My go-to dessert when we’re having adults and kids, and when I have no time to fuss, is this Ice Cream Pie. It takes seconds to make, Emma says it’s better than a hot fudge sundae because of the crust and, really, what’s not to like regardless of age? Naturally, we use chocolate ice cream, but more “normal” people can substitute vanilla (makes me cringe to even think about that)—I have experimented with coffee and pistachio but always come back to you-know-what.
I usually use Nabisco wafers—those flat, crispy cookies you use to make the whipped cream “cake”–but this time my grocery store was out of them and I was out of shopping time. What to do?

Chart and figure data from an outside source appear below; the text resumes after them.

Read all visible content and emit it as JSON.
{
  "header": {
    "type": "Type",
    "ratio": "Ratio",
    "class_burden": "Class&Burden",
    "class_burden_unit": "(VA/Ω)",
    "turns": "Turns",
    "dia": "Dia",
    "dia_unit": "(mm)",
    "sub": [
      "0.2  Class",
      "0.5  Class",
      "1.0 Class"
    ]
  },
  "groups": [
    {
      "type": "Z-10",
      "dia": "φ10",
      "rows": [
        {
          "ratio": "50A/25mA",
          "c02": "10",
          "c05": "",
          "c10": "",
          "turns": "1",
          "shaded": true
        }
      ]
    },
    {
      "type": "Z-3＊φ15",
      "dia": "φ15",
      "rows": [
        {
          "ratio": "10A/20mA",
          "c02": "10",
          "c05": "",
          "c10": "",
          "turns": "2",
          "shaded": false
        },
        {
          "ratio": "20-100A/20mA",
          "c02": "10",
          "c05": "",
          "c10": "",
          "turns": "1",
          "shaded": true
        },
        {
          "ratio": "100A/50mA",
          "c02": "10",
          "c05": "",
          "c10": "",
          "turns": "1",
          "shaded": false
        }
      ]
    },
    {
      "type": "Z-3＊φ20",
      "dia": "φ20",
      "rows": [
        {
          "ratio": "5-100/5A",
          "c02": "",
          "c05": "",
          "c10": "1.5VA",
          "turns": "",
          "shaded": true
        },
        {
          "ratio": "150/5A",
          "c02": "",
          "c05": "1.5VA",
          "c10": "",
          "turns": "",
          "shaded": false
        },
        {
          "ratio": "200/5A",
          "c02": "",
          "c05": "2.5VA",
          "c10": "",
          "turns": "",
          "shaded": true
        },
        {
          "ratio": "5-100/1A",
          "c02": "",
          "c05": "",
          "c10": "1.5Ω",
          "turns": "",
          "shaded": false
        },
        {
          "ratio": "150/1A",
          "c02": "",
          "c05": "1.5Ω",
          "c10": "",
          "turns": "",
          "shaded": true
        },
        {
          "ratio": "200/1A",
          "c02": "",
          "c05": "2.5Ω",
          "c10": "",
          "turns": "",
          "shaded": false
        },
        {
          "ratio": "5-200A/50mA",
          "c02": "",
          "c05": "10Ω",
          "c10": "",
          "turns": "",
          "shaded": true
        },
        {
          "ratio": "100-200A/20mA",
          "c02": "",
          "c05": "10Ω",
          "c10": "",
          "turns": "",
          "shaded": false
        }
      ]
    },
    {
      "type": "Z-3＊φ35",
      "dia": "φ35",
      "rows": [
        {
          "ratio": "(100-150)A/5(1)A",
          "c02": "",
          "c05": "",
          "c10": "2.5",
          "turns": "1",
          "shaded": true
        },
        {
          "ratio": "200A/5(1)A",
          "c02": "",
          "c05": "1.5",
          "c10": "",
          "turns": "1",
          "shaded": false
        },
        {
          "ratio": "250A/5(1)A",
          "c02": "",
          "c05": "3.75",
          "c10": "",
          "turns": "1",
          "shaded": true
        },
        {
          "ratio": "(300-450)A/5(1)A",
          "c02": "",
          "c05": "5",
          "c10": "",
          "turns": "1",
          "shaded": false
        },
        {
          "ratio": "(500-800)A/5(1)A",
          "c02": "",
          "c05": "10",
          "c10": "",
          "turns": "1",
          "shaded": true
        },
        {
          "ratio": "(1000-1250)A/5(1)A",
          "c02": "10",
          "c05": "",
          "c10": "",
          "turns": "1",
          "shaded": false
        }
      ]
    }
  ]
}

There they were staring at me from the shelf: Oreos with chocolate filling, and I thought yum…I’m gonna use chocolate-oreo ice cream, too. Yup, it was good. Emma and Bruce preferred the crust to the wafer version because it was “more crumbly.”
All you do is dump the pack of cookies, either one, into the food processor and pulse into crumbs. Melt half a stick (maybe a tablespoon or two more for the wafers…see how the consistency is) of butter. Toss them together and press into a pie plate. On occasion I’ve baked the crust for a few minutes at 350 degrees as many similar recipes suggest, but there is just no reason to do this so I’ve stopped. (Why add an extra needless step?) As soon as you’ve packed the crust (tiny hands are great for this), spoon in slightly melted ice cream (I bet your kids will want to help with this step, too), and freeze. Be sure to freeze flat–this particular pie is not beautiful because I was in such a hurry I didn’t rearrange the freezer, the pie tilted and the ice cream ran over one of the sides, burying the crust. To hide my impatience, I just drizzled some hot fudge over all, and thought he fix was a keeper.
Serve with a pitcher of fudge sauce—I’ve seen two-year-olds master pouring this way!
Hot Fudge Sauce
1/2 lb. good semi-sweet chocolate, broken into small pieces
2-4 oz. heavy cream (I have even used 1% milk in a pinch), depending on the consistency you like
1 T Kahlua or coffee liqueur (don’t worry, there’s not taste of it…it just enriches the sauce)
Slowly melt all ingredients together until warm. Serve immediately.